Настоятельница подошла к моим товарищам, встав между ними.
— А теперь ваша очередь.
Яшмовая печать дважды клацнула по их бумажным фигуркам.
* * *
Результат настоятельницу весьма удивил, а меня незримо щёлкнул по носу, осаждая разгоравшуюся гордость.
Го-кун также без особых усилий справился с поставленной задачей и повторил мой манёвр с метанием офуда. Сикигами, вобравший его взрывную духовную силу воткнулся в деревянную раму, пробив её тонким бумажным листом! А Фуми-тян, успевшая за это время исписать ещё с полдесятка катасиро, умудрилась призвать сразу шестерых сикигами и окружить себя крохотным «роем» бумажных фигурок, управляя ими, как дирижёр — оркестром!
Иоко-сэнсэй оказалась в полной растерянности. На лице женщины читалась и радость, и откровенное непонимание, словно она ожидала чего-то иного.
— Прошу прощения, но мне нужно незамедлительно поговорить с главой семьи, — торопливо сказала каннуси. — Попрактикуйтесь пока самостоятельно…
Женщина указала на стопки загодя подготовленных катасиро, помеченных печатью храма и уже обращённых к сусуватари. Взмахнула морщинистой ладонью в сторону Тайды-сан и нэкомата тотчас исчезла, бумажной фигуркой прыгнув хозяйке в рукав.
Фусума щелкнула за спиной настоятельницы, и мы остались втроём.
* * *
У меня было много офуда, на все случаи жизни. Наверное, даже чересчур много: для защиты от зла и для благодарения ками, для привлечения удачи и для сохранения здоровья, для удержания в доме любви, для разжигания страсти во время утех и для завлечения денег. Всё, что угодно.
Зачем столько в поместье Аоки, защищённом лучшими оммёдзи Японии? Но как иначе, если эти полоски бумаги, исписанные сакральными текстами, мне даже иногда по ночам снились? Начертание оберегов стало такой же второй натурой, как и притворство быть женщиной. А уж кудзи-кири давно стала утренней разминкой-скороговоркой для пальцев. Так что за бумажными оберегами дело не стало — их во внутренних карманах и кармашках отыскалось с запасом. Надевая бюстгальтер, я иногда даже между грудей укладывал минимальный набор «юного оммёдзи», готовясь в любую секунду изгонять полчища демонов. Поэтому без колебаний попробовал наново призвать слабого духа и опять отослать ещё один оберег, уже в другой угол.
Потом ещё и ещё…
Бросок всякий раз получался пижонистый и шикарный — просто на загляденье! Деревянную раму, на манер Го-куна, прошибить не выходило, но всё равно только гул стоял от трепетавшей в полёте бумажной ленты. А вот призыв, само «оживление» катасиро давалось с великим трудом.

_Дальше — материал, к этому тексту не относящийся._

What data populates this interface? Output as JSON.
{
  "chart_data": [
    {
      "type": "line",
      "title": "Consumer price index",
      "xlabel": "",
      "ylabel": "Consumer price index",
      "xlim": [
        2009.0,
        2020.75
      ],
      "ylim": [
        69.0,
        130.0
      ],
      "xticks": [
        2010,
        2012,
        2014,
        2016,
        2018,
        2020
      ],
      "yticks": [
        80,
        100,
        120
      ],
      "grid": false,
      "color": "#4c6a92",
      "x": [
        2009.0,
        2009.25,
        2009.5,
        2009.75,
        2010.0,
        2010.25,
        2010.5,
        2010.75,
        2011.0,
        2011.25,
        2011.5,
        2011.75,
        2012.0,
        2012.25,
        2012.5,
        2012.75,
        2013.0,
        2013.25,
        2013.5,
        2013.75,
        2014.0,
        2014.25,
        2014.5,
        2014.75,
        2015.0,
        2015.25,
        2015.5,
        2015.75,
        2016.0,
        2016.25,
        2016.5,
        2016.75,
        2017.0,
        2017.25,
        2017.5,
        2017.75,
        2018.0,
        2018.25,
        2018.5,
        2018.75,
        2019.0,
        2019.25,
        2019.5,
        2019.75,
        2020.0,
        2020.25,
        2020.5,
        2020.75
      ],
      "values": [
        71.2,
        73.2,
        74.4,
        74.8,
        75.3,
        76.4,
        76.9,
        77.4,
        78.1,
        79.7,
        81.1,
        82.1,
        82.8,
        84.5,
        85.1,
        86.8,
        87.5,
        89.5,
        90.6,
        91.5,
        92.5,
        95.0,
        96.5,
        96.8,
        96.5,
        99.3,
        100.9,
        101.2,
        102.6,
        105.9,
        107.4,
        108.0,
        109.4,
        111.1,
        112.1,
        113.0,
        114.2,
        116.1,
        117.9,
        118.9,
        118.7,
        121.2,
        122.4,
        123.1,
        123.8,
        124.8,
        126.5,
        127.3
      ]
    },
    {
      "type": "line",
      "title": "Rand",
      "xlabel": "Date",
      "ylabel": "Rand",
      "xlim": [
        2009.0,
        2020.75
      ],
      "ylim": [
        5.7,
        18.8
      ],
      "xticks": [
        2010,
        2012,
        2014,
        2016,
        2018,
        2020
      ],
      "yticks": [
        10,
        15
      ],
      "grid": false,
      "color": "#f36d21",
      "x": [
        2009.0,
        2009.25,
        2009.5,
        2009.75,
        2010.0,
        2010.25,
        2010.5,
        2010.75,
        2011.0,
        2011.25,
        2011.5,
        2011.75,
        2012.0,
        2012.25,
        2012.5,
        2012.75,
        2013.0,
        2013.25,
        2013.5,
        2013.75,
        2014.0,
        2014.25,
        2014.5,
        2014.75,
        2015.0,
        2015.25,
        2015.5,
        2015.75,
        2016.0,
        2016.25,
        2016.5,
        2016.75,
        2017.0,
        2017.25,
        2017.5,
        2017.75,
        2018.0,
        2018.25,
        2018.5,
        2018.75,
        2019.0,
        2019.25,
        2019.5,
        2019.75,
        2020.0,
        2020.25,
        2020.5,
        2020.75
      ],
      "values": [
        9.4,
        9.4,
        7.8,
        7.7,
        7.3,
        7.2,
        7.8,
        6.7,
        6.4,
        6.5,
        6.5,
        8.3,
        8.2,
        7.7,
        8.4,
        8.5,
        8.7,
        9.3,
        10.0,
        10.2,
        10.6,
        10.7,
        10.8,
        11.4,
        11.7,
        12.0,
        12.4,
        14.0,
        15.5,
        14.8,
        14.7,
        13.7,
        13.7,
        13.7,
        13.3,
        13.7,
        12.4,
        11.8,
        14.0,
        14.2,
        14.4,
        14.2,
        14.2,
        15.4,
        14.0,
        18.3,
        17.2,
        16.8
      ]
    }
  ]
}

Я неплохо прочувствовал тот самый момент использования духовных сил, накрепко запомнил сладкое возбуждение в миг применения. Но всякий раз словно выжимал силу по каплям, с досадой вспоминая пророческие слова Тайды-сан.
Товарищи, в пример мне, куда больше преуспевали.
Гото-кун призвал духа и велел сикигами стать продолжением пальцев. С сосредоточенным взглядом и взмокшим от напряжения лбом юноша коротко двигал рукой, будто катаной. Нарезал листы писчей бумаги при помощи бритвенно острой катасиро, послушно следовавшей за его взмахами.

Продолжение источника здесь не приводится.